"Yes, indeed; the major is all right; as you'd find out for yourself if you'd make up your mind to stay in Portal City and get acquainted with him," Mr. Chadwick was going on; and by that time the major and the two pretty ones had come on to where the boss and Mr. Chadwick could see them.

I saw the boss sit up in his chair and stare at them. Then he said: "That's Mrs. Macrae with him now. Is she a member of his family?"

"A second cousin, or something of that sort," said Mr. Chadwick. "I met her once at the major's house out in the northern suburb last summer, and that's how I came to know her when you put her aboard of the Alexa back yonder in the gulch."

Mr. Norcross let the three of them get out and away, and we heard their taxi speed up and trundle off before he said, "She is married, I'm told. Where is her husband?"

Mr. Chadwick looked up as if he'd already forgotten the three who had just crossed the lobby.

"Who—Sheila Macrae? Yes, she has been married.

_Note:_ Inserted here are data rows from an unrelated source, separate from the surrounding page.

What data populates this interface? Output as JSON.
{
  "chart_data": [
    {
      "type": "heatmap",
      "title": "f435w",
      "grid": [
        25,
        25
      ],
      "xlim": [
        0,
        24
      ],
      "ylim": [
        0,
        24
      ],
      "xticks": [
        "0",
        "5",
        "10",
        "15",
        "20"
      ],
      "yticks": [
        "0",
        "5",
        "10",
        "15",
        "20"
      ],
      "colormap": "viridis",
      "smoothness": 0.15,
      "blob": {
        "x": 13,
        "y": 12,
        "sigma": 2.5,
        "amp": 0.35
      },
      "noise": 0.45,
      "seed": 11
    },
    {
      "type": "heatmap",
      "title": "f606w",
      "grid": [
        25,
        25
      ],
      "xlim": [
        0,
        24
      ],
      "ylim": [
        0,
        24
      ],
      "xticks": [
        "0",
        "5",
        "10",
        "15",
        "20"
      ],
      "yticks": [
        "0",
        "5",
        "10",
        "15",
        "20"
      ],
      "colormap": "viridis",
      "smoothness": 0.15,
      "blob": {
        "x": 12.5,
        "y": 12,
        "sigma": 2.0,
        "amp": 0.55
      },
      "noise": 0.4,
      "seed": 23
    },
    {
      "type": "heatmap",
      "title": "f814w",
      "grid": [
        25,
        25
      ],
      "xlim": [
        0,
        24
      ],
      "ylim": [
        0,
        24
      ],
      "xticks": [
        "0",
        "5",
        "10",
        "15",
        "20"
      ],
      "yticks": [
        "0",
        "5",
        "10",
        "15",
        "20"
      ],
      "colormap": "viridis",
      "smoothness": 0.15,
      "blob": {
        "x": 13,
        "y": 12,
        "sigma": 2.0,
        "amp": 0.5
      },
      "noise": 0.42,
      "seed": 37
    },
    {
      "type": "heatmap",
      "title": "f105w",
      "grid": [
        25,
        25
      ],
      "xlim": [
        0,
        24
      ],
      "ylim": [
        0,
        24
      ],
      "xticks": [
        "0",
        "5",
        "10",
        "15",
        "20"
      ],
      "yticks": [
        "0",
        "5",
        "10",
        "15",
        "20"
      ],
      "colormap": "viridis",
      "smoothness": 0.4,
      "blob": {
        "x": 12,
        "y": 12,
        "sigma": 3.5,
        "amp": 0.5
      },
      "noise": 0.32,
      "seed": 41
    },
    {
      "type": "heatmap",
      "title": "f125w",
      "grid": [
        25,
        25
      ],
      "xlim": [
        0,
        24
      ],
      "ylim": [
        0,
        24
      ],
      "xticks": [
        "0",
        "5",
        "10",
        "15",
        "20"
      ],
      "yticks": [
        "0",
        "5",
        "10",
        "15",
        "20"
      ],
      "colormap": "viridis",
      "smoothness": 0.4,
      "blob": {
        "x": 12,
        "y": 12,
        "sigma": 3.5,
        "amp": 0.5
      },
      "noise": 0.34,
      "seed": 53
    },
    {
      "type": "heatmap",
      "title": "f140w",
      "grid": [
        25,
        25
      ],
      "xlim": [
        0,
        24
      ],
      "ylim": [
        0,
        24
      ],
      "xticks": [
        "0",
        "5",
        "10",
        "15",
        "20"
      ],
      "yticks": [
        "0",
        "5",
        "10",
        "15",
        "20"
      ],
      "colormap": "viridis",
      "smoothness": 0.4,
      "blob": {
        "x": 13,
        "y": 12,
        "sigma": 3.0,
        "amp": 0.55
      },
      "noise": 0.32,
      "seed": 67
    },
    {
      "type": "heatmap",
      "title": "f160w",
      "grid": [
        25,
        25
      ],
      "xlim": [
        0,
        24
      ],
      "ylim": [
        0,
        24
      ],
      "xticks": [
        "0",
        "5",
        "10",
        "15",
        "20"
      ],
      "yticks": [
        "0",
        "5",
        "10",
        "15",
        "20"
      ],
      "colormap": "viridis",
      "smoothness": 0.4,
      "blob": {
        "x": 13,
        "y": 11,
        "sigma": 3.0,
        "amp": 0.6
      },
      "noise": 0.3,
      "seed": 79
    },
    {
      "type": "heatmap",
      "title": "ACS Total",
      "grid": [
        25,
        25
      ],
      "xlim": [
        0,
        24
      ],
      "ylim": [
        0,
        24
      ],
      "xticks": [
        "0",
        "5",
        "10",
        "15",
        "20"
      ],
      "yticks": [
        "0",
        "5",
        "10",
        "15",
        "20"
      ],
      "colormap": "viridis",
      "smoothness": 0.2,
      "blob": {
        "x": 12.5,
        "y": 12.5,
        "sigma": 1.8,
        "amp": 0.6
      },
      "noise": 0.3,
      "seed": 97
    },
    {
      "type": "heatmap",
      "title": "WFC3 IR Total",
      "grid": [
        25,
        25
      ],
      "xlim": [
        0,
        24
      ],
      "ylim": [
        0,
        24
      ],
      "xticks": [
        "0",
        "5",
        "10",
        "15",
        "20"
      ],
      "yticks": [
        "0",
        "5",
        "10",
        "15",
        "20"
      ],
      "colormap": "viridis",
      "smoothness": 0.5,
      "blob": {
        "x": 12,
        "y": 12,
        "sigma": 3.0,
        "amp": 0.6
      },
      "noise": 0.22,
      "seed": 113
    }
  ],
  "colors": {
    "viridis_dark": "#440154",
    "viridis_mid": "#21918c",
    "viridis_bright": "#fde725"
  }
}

But there isn't any husband—she's a widow."

For quite a while the boss sat staring at his cigar in a way he has when he is thinking right hard, and Mr. Chadwick let him alone, being busy, I guess, with his own little scrap that lay just ahead of him in the coming directors' meeting. Then, all of a sudden, the boss got up and shoved his hands into his coat pockets.

"I've changed my mind, Uncle John," he said, looking sort of absent-like out of the window to where the major's taxi had been standing. "If you can pull me into that deal to-morrow morning—with an absolutely free hand to do as I think best, mind you—I'll take the job."